Mitigating Work Zone Safety and Mobility Challenges through Intelligent Transportation Systems: Case Studies
The primary objective of this report was to document several case studies of work zone ITS used to mitigate safety and mobility issues at work zones. Commercial off-the-shelf (COTS) systems were used and tailored designs developed to leverage ITS in work zones. The following lessons were drawn from project information presented in the source document.
Work Zone Traffic Mobility Monitoring in Salt Lake City, Utah.

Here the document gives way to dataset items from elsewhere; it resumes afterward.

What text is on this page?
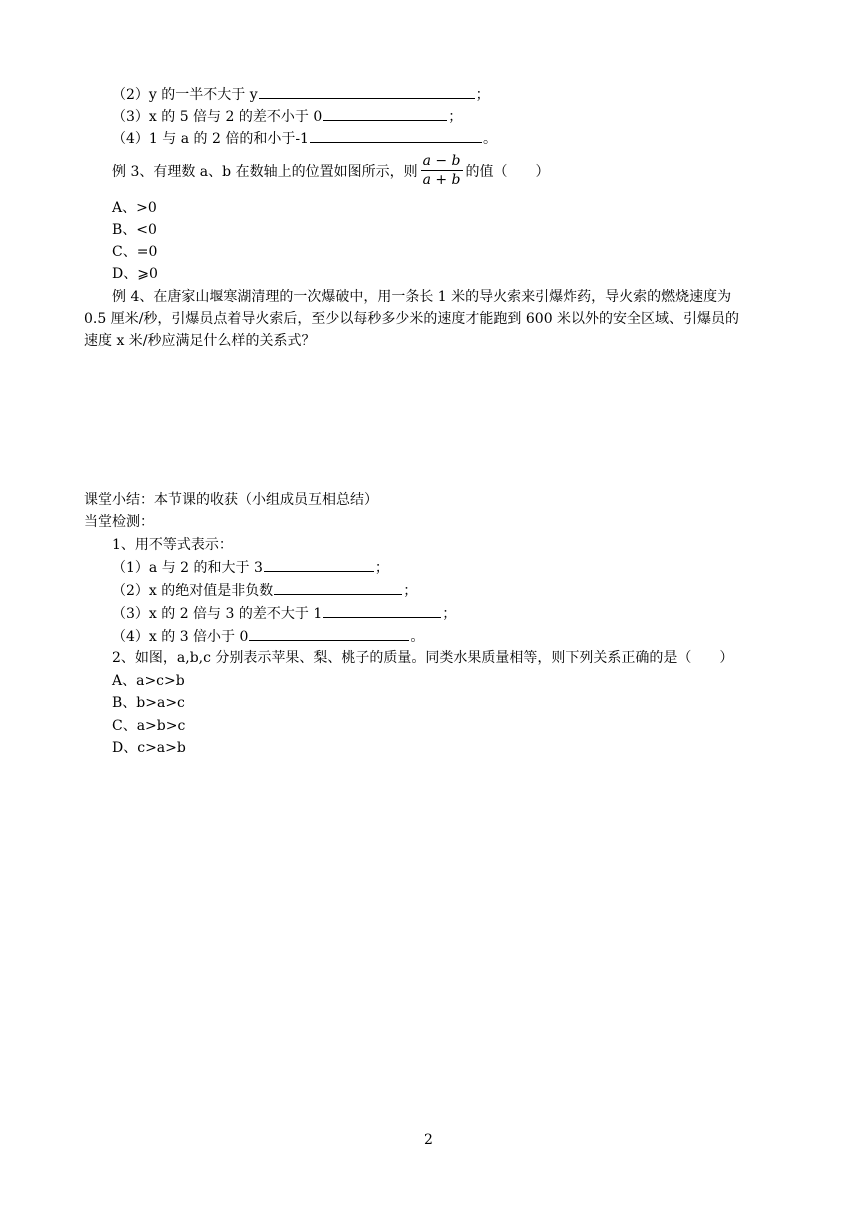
（2）y 的一半不大于 y	；
（3）x 的 5 倍与 2 的差不小于 0	；
（4）1 与 a 的 2 倍的和小于-1	。
例 3、有理数 a、b 在数轴上的位置如图所示，则 $\frac{a - b}{a + b}$ 的值（　　）
A、>0
B、<0
C、=0
D、⩾0
例 4、在唐家山堰寒湖清理的一次爆破中，用一条长 1 米的导火索来引爆炸药，导火索的燃烧速度为
0.5 厘米/秒，引爆员点着导火索后，至少以每秒多少米的速度才能跑到 600 米以外的安全区域、引爆员的
速度 x 米/秒应满足什么样的关系式？
课堂小结：本节课的收获（小组成员互相总结）
当堂检测：
1、用不等式表示：
（1）a 与 2 的和大于 3	；
（2）x 的绝对值是非负数	；
（3）x 的 2 倍与 3 的差不大于 1	；
（4）x 的 3 倍小于 0	。
2、如图，a,b,c 分别表示苹果、梨、桃子的质量。同类水果质量相等，则下列关系正确的是（　　）
A、a>c>b
B、b>a>c
C、a>b>c
D、c>a>b
2
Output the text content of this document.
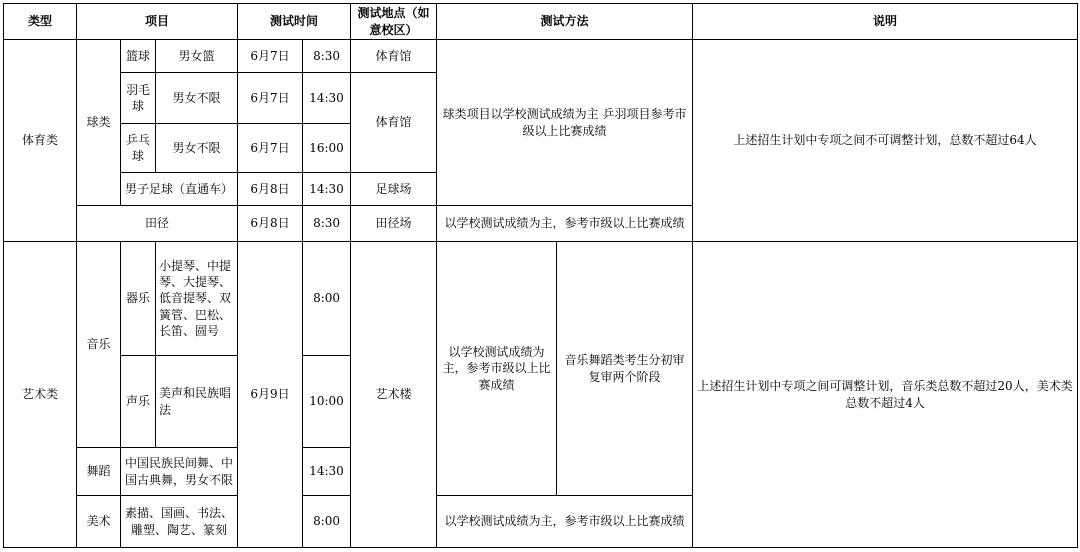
类型	项目			测试时间		测试地点（如意校区）	测试方法		说明
体育类	球类	篮球	男女篮	6月7日	8:30	体育馆	球类项目以学校测试成绩为主 乒羽项目参考市级以上比赛成绩		上述招生计划中专项之间不可调整计划，总数不超过64人
		羽毛球	男女不限	6月7日	14:30	体育馆			
		乒乓球	男女不限	6月7日	16:00				
		男子足球（直通车）		6月8日	14:30	足球场			
	田径			6月8日	8:30	田径场	以学校测试成绩为主，参考市级以上比赛成绩		
艺术类	音乐	器乐	小提琴、中提琴、大提琴、低音提琴、双簧管、巴松、长笛、圆号	6月9日	8:00	艺术楼	以学校测试成绩为主，参考市级以上比赛成绩	音乐舞蹈类考生分初审复审两个阶段	上述招生计划中专项之间可调整计划，音乐类总数不超过20人，美术类总数不超过4人
		声乐	美声和民族唱法		10:00				
	舞蹈	中国民族民间舞、中国古典舞，男女不限			14:30				
	美术	素描、国画、书法、雕塑、陶艺、篆刻			8:00		以学校测试成绩为主，参考市级以上比赛成绩		
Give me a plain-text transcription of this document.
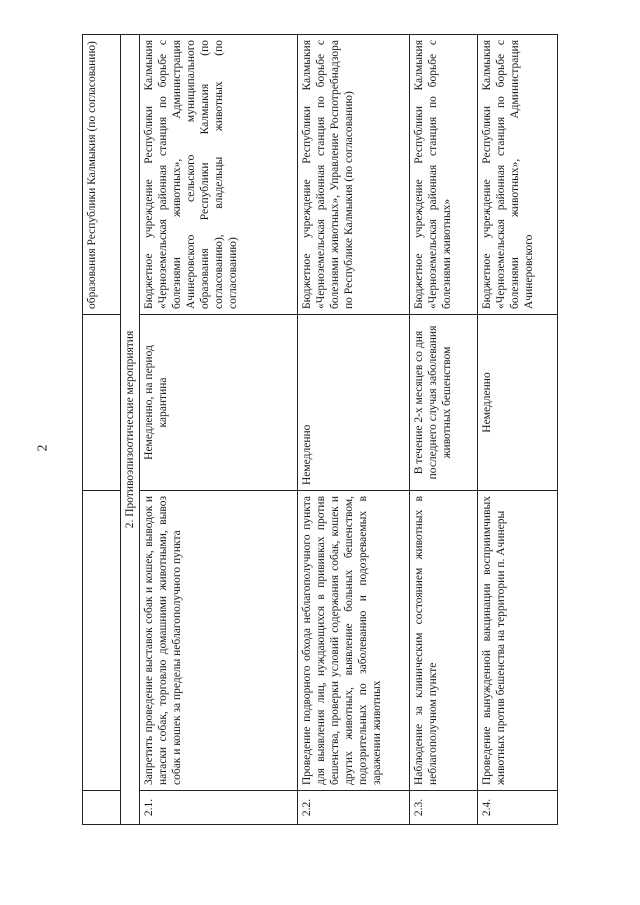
2
			образования Республики Калмыкия (по согласованию)
2. Противоэпизоотические мероприятия			
2.1.	Запретить проведение выставок собак и кошек, выводок и натаски собак, торговлю домашними животными, вывоз собак и кошек за пределы неблагополучного пункта	Немедленно, на период карантина	Бюджетное учреждение Республики Калмыкия «Черноземельская районная станция по борьбе с болезнями животных», Администрация Ачинеровского сельского муниципального образования Республики Калмыкия (по согласованию), владельцы животных (по согласованию)
2.2.	Проведение подворного обхода неблагополучного пункта для выявления лиц, нуждающихся в прививках против бешенства, проверки условий содержания собак, кошек и других животных, выявление больных бешенством, подозрительных по заболеванию и подозреваемых в заражении животных	Немедленно	Бюджетное учреждение Республики Калмыкия «Черноземельская районная станция по борьбе с болезнями животных», Управление Роспотребнадзора по Республике Калмыкия (по согласованию)
2.3.	Наблюдение за клиническим состоянием животных в неблагополучном пункте	В течение 2-х месяцев со дня последнего случая заболевания животных бешенством	Бюджетное учреждение Республики Калмыкия «Черноземельская районная станция по борьбе с болезнями животных»
2.4.	Проведение вынужденной вакцинации восприимчивых животных против бешенства на территории п. Ачинеры	Немедленно	Бюджетное учреждение Республики Калмыкия «Черноземельская районная станция по борьбе с болезнями животных», Администрация Ачинеровского
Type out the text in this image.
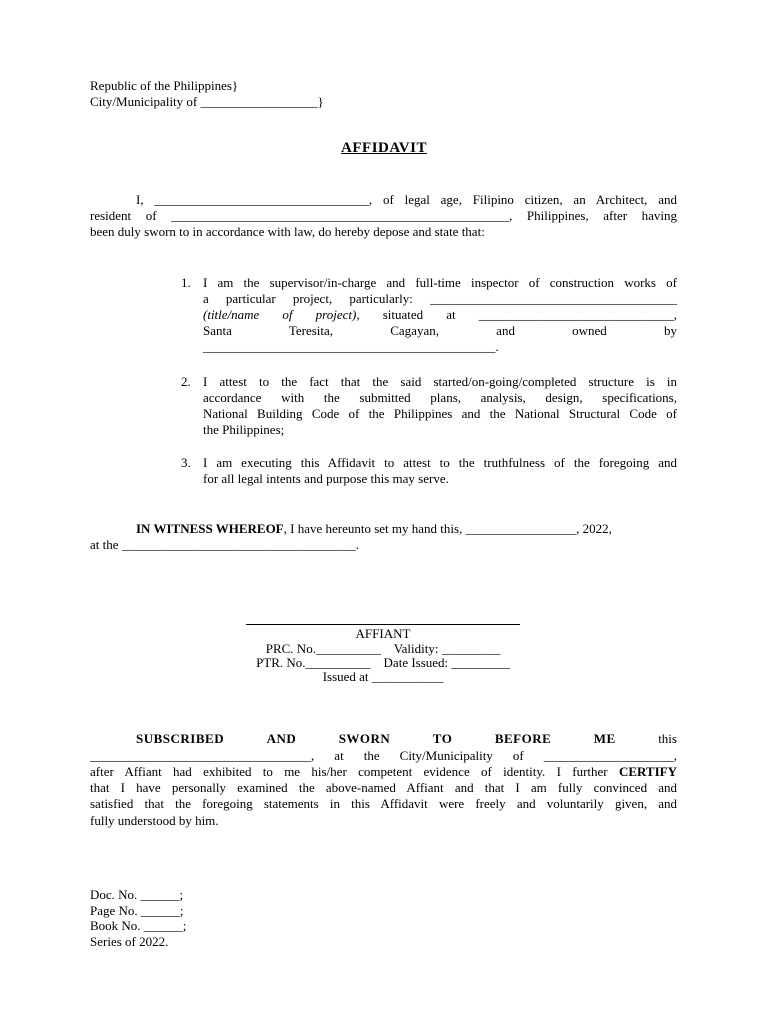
Republic of the Philippines}
City/Municipality of __________________}
AFFIDAVIT
I, _________________________________, of legal age, Filipino citizen, an Architect, and
resident of ____________________________________________________, Philippines, after having
been duly sworn to in accordance with law, do hereby depose and state that:
1. I am the supervisor/in-charge and full-time inspector of construction works of
a particular project, particularly: ______________________________________
(title/name of project), situated at ______________________________,
Santa Teresita, Cagayan, and owned by
_____________________________________________.
2. I attest to the fact that the said started/on-going/completed structure is in
accordance with the submitted plans, analysis, design, specifications,
National Building Code of the Philippines and the National Structural Code of
the Philippines;
3. I am executing this Affidavit to attest to the truthfulness of the foregoing and
for all legal intents and purpose this may serve.
IN WITNESS WHEREOF, I have hereunto set my hand this, _________________, 2022,
at the ____________________________________.
AFFIANT
PRC. No.__________    Validity: _________
PTR. No.__________    Date Issued: _________
Issued at ___________
SUBSCRIBED	AND	SWORN	TO	BEFORE	ME	this
__________________________________, at the City/Municipality of ____________________,
after Affiant had exhibited to me his/her competent evidence of identity. I further CERTIFY
that I have personally examined the above-named Affiant and that I am fully convinced and
satisfied that the foregoing statements in this Affidavit were freely and voluntarily given, and
fully understood by him.
Doc. No. ______;
Page No. ______;
Book No. ______;
Series of 2022.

The purpose of this project was to install Bluetooth technology on the Bangerter Highway (SH-154) in Salt Lake City and examine the potential benefits of a performance-based contracting method used to assure work zone traffic mobility was maintained during the construction of three intersections and one grade separated interchange. Concerned about travel times and construction induced delays, a performance-based contract specification was developed to potentially assign liquidated damages to the construction contractor if traffic conditions degraded below agreed to levels as a result of contractor performance.
The Utah DOT (UDOT) used Bluetooth to monitor work zone traffic conditions and contractor performance. Once calibrated, the Bluetooth system worked as intended, however, UDOT and the contractor had challenges reaching consensus on the exact number of Bluetooth matches required to accurately estimate travel times between specific locations over given time periods. Ultimately, a value of five Bluetooth matches per 15 minute time period was accepted as the minimum.
Results from field testing indicated the warning system enabled UDOT and the contractor to become aware of operational problems much sooner than would have been possible otherwise. Operators used the system in conjunction with existing camera assets to quickly confirm incidents and dispatch response personnel. The system also gave contractors more confidence to request relaxation of lane closure restrictions as needed to accommodate more work. The UDOT identified the following lessons.
- Ensure that traffic monitoring levels match project needs. For this project UDOT and the contractor monitored 48 different movements. However, only a few key movements were of primary interest. Traffic mobility may have been monitored with less data analysis work.
- Allow adequate time to calibrate Bluetooth readers to maximize accuracy and reliability. It took approximately two weeks for UDOT and the contractor to calibrate the system. It was important to identify intersections or locations near businesses where vehicles may sit for extended periods. In these areas it was important to account for device processing time to limit potential for multiple counts of the same vehicle.
- Expect a significant simulation modeling effort to determine performance threshold levels. Agencies may need to monitor conditions continuously during peak and non-peak hours.
- Consider the potential for non-construction related impacts. Agencies will need to differentiate between contractor decisions and behaviors, and other events such as incidents that are unrelated to contractor control.
Overall, UDOT and the contractor agreed that Bluetooth was the best way to monitor delay during this project because the project area had a variety of movements and numerous access points.